When it comes to competing with Facebook, Google and everyone else, Clarkson believes that Oath’s legacy businesses and brand recognition with consumers will give it a huge advantage once it has finished creating its unified systems, which the firm couldn’t start work on until the merger completed on 13 June. However, the work of breaking down the various data siloes is going well, according to Clarkson, and the company is already looking at 2018 as a point when Oath will be able to offer advanced tools with consolidated data and cross-product targeting to advertisers.

“If we can identify a consumer with multiple breadth of touchpoints, data touchpoints that nobody else has access to, we can then help a client to sculpt how a story looks across all of the multiple touchpoints in our portfolio. We might see someone who’s got email, homepage, Tumblr, and they also read HuffPost on their Facebook feed. That’s a really interesting proposition because you can start timing when people see stuff, you can do sequential messaging on video, that’s where the unique identifier, being able to track a single consumer, becomes a really interesting prospect.”

Clarkson also believes that Oath’s brand legacies will be an advantage when it comes to the encroaching threat of GDPR, and that the consumer trust in AOL, Yahoo and Verizon, while shaken by the record-breaking data breaches that came to light over the summer, will be restored when faced with the alternative of a fragmented adtech ecosystem they are unfamiliar with.

“If everyone in our industry isn’t obsessing with GDPR, then I think they’re probably missing a trick. If you are a business which enjoys some kind of exchange with a consumer, a meaningful exchange, there is a very clear value exchange between a product or service offered, and the rights to sell advertising. There is a risk, if you are putting all your eggs in the basket of a business that sits in the middle there, operating an ephemeral role between layers, that’s going be a really tricky place for those businesses to get through.

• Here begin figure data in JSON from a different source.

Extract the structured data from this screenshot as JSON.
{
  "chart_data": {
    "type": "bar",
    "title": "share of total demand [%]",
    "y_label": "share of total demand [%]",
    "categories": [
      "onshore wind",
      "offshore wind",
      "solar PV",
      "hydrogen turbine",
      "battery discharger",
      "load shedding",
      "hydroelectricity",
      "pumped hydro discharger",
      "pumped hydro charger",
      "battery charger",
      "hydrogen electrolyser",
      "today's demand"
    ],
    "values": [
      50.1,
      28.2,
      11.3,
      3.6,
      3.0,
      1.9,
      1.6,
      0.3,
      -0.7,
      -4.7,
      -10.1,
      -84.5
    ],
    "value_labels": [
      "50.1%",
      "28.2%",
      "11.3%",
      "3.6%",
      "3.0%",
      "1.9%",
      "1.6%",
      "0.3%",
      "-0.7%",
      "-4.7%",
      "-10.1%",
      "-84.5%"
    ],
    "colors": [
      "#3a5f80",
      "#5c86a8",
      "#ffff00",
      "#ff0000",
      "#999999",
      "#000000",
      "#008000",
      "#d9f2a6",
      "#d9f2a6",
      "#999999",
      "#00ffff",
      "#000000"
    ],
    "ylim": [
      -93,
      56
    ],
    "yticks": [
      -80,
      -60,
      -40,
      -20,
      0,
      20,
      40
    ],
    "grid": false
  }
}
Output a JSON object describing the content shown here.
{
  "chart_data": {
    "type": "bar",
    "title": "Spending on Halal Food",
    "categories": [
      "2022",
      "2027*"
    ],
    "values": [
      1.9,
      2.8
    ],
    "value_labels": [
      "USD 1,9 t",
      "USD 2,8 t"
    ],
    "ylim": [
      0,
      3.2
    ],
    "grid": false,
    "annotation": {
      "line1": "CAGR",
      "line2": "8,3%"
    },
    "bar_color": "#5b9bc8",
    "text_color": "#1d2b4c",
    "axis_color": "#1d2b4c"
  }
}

“Aside from potentially making advertising better targeted, there is no consumer exchange there, there is no value exchange, and once you start asking consumers, as we did years ago with cookie permissions, ‘Hey this company is using and managing your data in order to sell targeted advertising, do you want that to continue’, I don’t think consumers are going to want that.

“As always, consumers will revert to what they know, they’ll revert to their trusted brands, they understand that Yahoo and AOL and Microsoft and Facebook and Google and Twitter use their data for advertising, but there’s an amazing value exchange there because we provide brilliant services that those people want and need.”

Overall, 2018 promises to be an interesting year for what Clarkson describes as “a business that creates not just platforms for people to use, but also the content”, and if Oath can successfully unite the adtech behind its family of brands, it could prove to be the third major power in digital marketing.